The final match scores reflected the competitive nature of both matches, with 1 goal separating the teams on both occasions. Average HR and blood lactate responses were comparable with previously published values for soccer match play,1 and the proportion of time spent in the relative exercise intensities (HR zones 1–4) also agreed with previously reported values.29 However, lactate concentrations collected during soccer match play largely represented the pattern of activity in the immediate presampling period,4 and thus such data should be interpreted with caution. Nevertheless, given that our supplementation regime was similar to published nutritional guidelines on fluid replacement,30 our findings suggested that current CHO–fluid-replacement strategies do not increase blood glucose concentrations in the second half of soccer match play when the halftime recovery period is passive.

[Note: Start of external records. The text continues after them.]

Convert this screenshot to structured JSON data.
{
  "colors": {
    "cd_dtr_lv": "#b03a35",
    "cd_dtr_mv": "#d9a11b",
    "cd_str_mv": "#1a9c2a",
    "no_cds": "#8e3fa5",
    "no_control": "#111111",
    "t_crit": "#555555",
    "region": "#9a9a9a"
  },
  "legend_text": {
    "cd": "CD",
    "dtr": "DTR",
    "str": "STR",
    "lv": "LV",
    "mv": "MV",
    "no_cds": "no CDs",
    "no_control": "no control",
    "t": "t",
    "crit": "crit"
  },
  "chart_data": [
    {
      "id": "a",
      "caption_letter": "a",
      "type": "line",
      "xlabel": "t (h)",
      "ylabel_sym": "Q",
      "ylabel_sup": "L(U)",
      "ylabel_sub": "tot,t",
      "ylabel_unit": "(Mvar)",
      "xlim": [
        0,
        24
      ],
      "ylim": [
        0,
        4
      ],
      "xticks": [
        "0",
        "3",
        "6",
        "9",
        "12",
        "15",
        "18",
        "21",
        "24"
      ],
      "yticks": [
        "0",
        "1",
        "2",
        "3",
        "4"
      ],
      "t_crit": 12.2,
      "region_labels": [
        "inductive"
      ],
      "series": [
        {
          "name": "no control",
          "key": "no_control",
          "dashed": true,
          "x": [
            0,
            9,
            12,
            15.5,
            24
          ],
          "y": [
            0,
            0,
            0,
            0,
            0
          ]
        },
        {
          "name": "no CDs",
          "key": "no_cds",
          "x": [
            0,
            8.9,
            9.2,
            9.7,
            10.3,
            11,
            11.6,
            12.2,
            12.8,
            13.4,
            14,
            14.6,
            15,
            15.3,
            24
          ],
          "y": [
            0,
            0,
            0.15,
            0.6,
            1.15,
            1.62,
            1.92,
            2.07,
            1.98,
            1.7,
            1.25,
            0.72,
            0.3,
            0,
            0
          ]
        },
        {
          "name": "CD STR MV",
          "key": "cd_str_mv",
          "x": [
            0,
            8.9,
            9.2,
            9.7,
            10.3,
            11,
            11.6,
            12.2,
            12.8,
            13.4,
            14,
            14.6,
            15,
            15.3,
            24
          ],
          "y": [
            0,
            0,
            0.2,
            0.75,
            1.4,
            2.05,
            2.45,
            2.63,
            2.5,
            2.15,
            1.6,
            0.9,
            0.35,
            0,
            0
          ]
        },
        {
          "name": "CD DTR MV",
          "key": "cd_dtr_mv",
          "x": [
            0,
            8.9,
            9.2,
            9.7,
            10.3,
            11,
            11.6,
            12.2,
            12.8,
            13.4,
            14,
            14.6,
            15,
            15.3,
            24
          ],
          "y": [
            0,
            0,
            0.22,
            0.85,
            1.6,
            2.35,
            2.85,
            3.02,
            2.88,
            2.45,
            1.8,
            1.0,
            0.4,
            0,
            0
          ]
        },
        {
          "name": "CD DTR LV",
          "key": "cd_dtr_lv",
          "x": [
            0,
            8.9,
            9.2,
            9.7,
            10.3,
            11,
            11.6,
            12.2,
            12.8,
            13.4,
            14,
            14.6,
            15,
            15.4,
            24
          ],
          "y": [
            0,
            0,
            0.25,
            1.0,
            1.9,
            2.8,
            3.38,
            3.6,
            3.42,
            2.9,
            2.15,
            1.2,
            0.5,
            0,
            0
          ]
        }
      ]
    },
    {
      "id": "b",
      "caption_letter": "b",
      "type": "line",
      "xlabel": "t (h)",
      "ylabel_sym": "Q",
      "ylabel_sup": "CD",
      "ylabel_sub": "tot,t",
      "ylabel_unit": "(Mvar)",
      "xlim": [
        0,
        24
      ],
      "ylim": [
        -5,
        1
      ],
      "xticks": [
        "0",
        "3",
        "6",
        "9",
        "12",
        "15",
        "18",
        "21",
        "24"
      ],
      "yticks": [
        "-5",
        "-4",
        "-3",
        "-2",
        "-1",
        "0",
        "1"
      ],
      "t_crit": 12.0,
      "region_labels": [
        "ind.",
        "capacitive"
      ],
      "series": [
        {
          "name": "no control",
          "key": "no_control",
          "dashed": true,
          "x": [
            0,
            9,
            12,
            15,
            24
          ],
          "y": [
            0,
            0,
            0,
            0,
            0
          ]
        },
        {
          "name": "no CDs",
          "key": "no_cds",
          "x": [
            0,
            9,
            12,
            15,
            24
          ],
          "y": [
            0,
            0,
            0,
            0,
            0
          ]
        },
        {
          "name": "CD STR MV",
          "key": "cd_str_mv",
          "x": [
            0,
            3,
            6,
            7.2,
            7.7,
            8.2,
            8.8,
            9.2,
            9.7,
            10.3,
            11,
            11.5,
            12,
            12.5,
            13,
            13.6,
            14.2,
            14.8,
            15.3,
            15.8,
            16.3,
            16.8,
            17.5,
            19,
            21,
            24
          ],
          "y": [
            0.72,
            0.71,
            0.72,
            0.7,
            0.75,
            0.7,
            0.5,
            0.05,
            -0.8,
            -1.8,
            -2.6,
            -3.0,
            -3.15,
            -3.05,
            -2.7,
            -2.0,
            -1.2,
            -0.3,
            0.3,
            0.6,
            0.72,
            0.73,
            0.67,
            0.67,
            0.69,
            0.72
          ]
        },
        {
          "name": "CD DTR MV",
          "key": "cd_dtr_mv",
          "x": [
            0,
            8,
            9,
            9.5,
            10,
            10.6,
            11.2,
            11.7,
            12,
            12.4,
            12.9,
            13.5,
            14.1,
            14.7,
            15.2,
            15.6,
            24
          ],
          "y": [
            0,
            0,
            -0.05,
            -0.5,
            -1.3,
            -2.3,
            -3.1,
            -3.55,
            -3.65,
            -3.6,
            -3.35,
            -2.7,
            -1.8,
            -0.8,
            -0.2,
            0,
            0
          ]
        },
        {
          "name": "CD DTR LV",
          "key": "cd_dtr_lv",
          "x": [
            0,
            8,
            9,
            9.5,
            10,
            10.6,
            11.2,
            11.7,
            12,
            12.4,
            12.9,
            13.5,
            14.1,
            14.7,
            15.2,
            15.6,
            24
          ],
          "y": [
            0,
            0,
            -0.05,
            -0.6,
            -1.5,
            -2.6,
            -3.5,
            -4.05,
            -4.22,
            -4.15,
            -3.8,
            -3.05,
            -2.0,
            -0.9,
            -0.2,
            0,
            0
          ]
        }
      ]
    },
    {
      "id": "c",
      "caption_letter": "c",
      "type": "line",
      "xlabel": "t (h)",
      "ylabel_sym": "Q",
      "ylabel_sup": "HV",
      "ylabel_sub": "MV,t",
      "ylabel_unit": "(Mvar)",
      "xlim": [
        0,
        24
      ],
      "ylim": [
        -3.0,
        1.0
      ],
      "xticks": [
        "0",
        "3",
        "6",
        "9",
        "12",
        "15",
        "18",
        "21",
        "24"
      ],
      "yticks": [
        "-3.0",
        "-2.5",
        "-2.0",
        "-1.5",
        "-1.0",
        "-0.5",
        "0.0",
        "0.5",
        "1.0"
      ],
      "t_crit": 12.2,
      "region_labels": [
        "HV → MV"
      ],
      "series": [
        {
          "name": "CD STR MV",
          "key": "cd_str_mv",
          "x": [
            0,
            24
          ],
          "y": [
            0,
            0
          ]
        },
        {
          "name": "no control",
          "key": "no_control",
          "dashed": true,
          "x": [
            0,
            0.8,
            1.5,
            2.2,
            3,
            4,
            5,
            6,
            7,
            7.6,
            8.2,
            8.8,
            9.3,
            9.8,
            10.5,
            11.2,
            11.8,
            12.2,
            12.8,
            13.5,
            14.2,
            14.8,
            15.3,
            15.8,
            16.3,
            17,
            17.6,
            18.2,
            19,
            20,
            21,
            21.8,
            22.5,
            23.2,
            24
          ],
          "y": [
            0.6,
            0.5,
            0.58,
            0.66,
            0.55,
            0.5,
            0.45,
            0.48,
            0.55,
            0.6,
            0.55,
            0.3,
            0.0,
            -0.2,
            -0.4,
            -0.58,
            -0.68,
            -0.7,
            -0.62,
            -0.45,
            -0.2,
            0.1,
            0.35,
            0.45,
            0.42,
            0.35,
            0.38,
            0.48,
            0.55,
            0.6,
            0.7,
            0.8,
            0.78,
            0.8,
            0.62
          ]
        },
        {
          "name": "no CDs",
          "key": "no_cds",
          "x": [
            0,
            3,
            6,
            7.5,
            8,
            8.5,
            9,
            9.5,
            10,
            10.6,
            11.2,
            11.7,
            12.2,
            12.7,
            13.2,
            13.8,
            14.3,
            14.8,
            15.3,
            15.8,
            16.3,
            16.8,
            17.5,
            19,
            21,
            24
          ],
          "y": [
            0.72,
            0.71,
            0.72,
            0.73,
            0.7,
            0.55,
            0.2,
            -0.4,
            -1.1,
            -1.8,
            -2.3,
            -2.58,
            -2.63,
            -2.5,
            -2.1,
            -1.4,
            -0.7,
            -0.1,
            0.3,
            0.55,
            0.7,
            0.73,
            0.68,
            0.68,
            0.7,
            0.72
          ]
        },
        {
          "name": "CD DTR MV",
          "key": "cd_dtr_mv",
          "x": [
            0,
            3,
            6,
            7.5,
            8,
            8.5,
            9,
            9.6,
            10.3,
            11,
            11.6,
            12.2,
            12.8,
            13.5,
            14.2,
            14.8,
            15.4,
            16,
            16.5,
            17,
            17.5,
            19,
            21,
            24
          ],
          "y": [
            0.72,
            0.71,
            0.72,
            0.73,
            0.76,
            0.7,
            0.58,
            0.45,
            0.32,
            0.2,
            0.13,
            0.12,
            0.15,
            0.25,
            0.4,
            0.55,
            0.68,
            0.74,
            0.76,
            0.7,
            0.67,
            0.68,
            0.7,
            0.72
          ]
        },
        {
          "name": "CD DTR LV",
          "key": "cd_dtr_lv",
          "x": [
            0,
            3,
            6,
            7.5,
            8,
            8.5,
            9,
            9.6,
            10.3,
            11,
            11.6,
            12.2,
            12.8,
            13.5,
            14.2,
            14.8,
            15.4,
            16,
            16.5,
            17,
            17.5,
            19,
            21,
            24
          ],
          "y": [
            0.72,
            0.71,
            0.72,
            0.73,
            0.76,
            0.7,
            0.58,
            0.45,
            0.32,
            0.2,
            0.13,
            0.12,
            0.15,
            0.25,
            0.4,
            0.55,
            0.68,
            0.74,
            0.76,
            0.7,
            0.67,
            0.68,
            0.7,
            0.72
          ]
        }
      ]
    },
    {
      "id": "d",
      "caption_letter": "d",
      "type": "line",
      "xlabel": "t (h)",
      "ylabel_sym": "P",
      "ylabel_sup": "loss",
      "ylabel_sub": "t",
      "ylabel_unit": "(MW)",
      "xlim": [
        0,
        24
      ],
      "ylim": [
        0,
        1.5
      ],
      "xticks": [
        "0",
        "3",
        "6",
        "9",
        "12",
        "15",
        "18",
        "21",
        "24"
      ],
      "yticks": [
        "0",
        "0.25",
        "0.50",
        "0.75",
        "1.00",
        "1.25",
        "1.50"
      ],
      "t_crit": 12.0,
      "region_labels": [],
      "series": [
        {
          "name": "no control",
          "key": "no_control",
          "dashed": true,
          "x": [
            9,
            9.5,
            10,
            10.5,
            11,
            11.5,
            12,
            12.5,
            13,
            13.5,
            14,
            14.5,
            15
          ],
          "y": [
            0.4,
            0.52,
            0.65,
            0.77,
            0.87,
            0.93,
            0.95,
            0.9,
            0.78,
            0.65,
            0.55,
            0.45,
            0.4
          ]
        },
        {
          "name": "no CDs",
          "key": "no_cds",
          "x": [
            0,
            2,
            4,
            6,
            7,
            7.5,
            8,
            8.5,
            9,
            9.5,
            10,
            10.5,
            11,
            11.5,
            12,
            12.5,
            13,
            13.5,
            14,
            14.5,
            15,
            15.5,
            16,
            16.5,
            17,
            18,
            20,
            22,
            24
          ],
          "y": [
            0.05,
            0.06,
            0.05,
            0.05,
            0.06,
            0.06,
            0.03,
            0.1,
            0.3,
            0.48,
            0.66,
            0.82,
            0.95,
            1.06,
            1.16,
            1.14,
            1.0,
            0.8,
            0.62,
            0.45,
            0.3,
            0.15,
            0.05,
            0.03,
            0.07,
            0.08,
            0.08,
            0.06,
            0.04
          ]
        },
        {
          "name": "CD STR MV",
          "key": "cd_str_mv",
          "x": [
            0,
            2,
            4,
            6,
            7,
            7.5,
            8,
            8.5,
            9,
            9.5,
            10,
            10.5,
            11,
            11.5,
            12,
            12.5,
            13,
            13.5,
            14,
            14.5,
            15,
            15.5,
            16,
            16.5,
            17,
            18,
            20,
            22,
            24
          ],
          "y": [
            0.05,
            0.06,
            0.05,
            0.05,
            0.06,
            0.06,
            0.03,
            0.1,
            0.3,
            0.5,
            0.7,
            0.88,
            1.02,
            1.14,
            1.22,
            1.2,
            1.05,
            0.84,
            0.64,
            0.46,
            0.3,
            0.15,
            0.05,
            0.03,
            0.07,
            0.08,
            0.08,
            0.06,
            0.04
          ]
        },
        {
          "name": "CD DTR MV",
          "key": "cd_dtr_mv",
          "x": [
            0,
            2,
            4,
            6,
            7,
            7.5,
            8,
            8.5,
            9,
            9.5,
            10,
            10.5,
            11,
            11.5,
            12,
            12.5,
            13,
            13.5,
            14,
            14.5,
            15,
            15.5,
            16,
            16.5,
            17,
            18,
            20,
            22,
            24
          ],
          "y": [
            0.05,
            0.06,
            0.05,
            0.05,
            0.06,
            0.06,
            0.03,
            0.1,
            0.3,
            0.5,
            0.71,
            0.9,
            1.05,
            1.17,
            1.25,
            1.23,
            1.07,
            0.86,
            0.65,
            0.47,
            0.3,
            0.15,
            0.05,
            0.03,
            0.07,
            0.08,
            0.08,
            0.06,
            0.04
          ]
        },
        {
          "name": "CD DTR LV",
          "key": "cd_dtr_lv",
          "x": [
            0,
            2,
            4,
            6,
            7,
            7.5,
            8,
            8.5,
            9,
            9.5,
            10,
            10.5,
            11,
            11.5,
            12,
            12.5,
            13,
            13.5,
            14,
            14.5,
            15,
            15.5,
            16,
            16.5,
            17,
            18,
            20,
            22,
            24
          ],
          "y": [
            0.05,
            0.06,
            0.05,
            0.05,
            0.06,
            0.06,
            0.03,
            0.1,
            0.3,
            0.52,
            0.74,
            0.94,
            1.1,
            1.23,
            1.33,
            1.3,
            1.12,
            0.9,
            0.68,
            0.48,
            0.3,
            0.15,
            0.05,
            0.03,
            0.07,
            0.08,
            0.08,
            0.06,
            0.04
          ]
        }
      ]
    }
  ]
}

A 6% CHO-electrolyte beverage ingested 2 hours before and throughout soccer match play initially elevated blood glucose concentrations relative to ingestion of PL throughout the first half of exercise. However, a sharp decline in blood glucose concentrations occurred in both trials during the passive rest period, and blood glucose concentrations were similar between conditions throughout the second half. These findings suggest that the efficacy of CHO–fluid-supplementation regimes that are recommended for high-intensity intermittent-activity sports teams could be improved. Therefore, more effective CHO-supplementation strategies could be developed to maintain elevated blood glucose concentrations throughout the full duration of soccer match play.
We thank Gary Richards and Anthony Pennock of Swansea City Football Club for their cooperation throughout the study.